There are only so many times we can keep going over the same questions, problems, and disagreements, and I’ve come to the realisation that on most of the issues of any importance I’ve more or less settled my mind, and thus it’s time to just move on. Take the existence of God. I am absolutely convinced that God exists, it seems fairly obvious to me; though natural theology just feels tedious these days. I’ve little to say to atheists and they’ve little to say to me that I haven’t heard 101 times before. We’re at an impasse that philosophy cannot resolve, and continuing bickering is pointless. The same goes for what has been probably my biggest research interest for years: the problem of evil. I’ve nothing more to say about it and, to my mind anyway, it’s dead in the water as a serious intellectual objection to Christian theism. My third primary interest focused on the nature of God, and in particular God’s providence. This is an area in which I feel I’ve made the least progress, but it’s the area wherein perhaps there’s far less progress to be made. Trying to fathom the intricate detail of the nature and work of a being I can barely comprehend seems the height of futility. I’ve been reading some Calvinist works recently and it suddenly occurred to me that few of us really have any clue whatsoever how such a being governs the world, and yet our philosophical pretensions rumble on regardless. To some, that might sound like I’m on the slippery slope to agnosticism, and to some degree they’d be right. Fundamentally, it’s a recognition of my own inability to grasp the nature of God and my acceptance that that’s just the way it is and that’s OK. I’m happy not knowing, and refusing to speculate seems the least bad option. Nothing seems to hang on one’s view of divine omniscience, eternity or providence.
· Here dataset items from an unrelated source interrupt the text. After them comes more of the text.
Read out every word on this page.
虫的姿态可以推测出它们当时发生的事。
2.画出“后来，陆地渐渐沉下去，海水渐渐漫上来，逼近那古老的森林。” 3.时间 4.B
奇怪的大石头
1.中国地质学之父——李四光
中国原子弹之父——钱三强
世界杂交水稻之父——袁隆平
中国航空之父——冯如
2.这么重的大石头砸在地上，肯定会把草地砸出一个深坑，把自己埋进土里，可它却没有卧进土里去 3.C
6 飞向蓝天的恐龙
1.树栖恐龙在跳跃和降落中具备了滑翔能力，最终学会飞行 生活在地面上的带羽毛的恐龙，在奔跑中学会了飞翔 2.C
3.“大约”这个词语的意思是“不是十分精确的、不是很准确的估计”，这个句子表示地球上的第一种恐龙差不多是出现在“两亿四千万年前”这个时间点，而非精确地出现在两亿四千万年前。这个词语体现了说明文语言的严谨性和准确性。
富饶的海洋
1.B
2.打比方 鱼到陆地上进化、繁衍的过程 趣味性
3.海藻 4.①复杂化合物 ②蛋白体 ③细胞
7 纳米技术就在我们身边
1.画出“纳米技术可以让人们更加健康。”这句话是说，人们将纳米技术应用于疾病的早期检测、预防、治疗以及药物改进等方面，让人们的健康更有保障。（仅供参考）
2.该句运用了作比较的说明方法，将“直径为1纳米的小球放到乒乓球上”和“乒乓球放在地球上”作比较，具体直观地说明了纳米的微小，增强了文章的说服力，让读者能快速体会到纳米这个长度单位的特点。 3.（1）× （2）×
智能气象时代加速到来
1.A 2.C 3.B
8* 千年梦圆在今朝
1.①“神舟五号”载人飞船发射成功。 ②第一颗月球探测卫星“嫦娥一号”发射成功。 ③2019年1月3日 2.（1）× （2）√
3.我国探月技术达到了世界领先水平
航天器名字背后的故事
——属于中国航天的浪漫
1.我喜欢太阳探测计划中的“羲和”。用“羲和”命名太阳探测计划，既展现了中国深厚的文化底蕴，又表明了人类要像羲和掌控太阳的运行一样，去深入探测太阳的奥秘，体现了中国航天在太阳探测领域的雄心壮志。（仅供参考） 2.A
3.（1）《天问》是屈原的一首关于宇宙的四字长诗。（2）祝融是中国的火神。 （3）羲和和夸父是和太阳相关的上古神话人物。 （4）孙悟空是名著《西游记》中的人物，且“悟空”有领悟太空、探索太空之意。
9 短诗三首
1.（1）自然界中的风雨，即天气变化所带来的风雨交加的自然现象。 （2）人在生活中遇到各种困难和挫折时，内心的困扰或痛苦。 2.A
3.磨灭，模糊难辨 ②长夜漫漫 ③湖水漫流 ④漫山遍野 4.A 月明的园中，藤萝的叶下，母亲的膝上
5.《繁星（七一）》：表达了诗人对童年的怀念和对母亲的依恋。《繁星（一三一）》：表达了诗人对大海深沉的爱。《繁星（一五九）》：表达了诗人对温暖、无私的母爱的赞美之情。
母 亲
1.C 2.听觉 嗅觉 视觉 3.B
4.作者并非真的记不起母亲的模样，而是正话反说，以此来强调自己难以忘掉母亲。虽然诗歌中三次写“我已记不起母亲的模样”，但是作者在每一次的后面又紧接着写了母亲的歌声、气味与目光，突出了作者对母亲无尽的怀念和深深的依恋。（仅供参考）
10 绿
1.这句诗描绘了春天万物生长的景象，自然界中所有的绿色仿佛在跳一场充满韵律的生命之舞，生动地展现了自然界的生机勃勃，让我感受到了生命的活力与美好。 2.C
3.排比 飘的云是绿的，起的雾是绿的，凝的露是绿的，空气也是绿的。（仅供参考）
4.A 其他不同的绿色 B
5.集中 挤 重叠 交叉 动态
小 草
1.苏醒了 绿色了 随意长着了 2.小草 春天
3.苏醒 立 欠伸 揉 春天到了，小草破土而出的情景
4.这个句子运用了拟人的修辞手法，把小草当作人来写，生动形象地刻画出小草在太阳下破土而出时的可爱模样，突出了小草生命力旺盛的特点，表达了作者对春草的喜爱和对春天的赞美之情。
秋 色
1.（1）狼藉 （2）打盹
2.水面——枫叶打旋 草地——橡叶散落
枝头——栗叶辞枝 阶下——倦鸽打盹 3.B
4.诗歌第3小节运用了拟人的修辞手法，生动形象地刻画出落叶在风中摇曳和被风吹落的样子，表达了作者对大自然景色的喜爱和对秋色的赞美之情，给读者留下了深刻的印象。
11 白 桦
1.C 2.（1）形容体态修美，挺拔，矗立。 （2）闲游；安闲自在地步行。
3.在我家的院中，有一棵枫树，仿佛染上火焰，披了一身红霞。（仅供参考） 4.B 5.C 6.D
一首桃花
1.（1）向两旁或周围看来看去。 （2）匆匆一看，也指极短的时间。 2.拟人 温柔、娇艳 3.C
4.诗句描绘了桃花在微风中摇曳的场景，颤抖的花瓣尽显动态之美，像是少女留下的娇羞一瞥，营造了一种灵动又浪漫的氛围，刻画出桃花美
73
It makes not a jot of difference.

Philosophical thinking is, of course, inescapable, and this is no abandoning of philosophy in general on my part. It’s a re-orientation and application of what philosophical ability I have to newer (at least to me) and more important questions. To that end my work on the problem of evil, natural theology, and the nature of God, will largely cease. I will continue to explore miracle claims as I still find these intriguing and I haven’t yet settled the matter to my own satisfaction. I also intend to engage more directly in matters of ethics and political philosophy, both of which have massive implications for human life and well-being, and I will continue my work in inter-faith relations. In short, I’m abandoning heaven in favour of earth in my philosophical ruminations.

I’ll be turning 40 this year, which means that the best part of my life is almost certainly behind me. Looking ahead I’d rather not waste any more time on the same old problems that intellects of far greater philosophical power than me struggle to make any progress on, or on areas I’ve already firmly decided. Some might interpret this move as something of a mid-life crisis. Perhaps they are right, though it’s a much cheaper way to do it than buying a motorbike.

I hope readers will continue to find my writings engaging despite the change of emphasis, and maybe even because of it.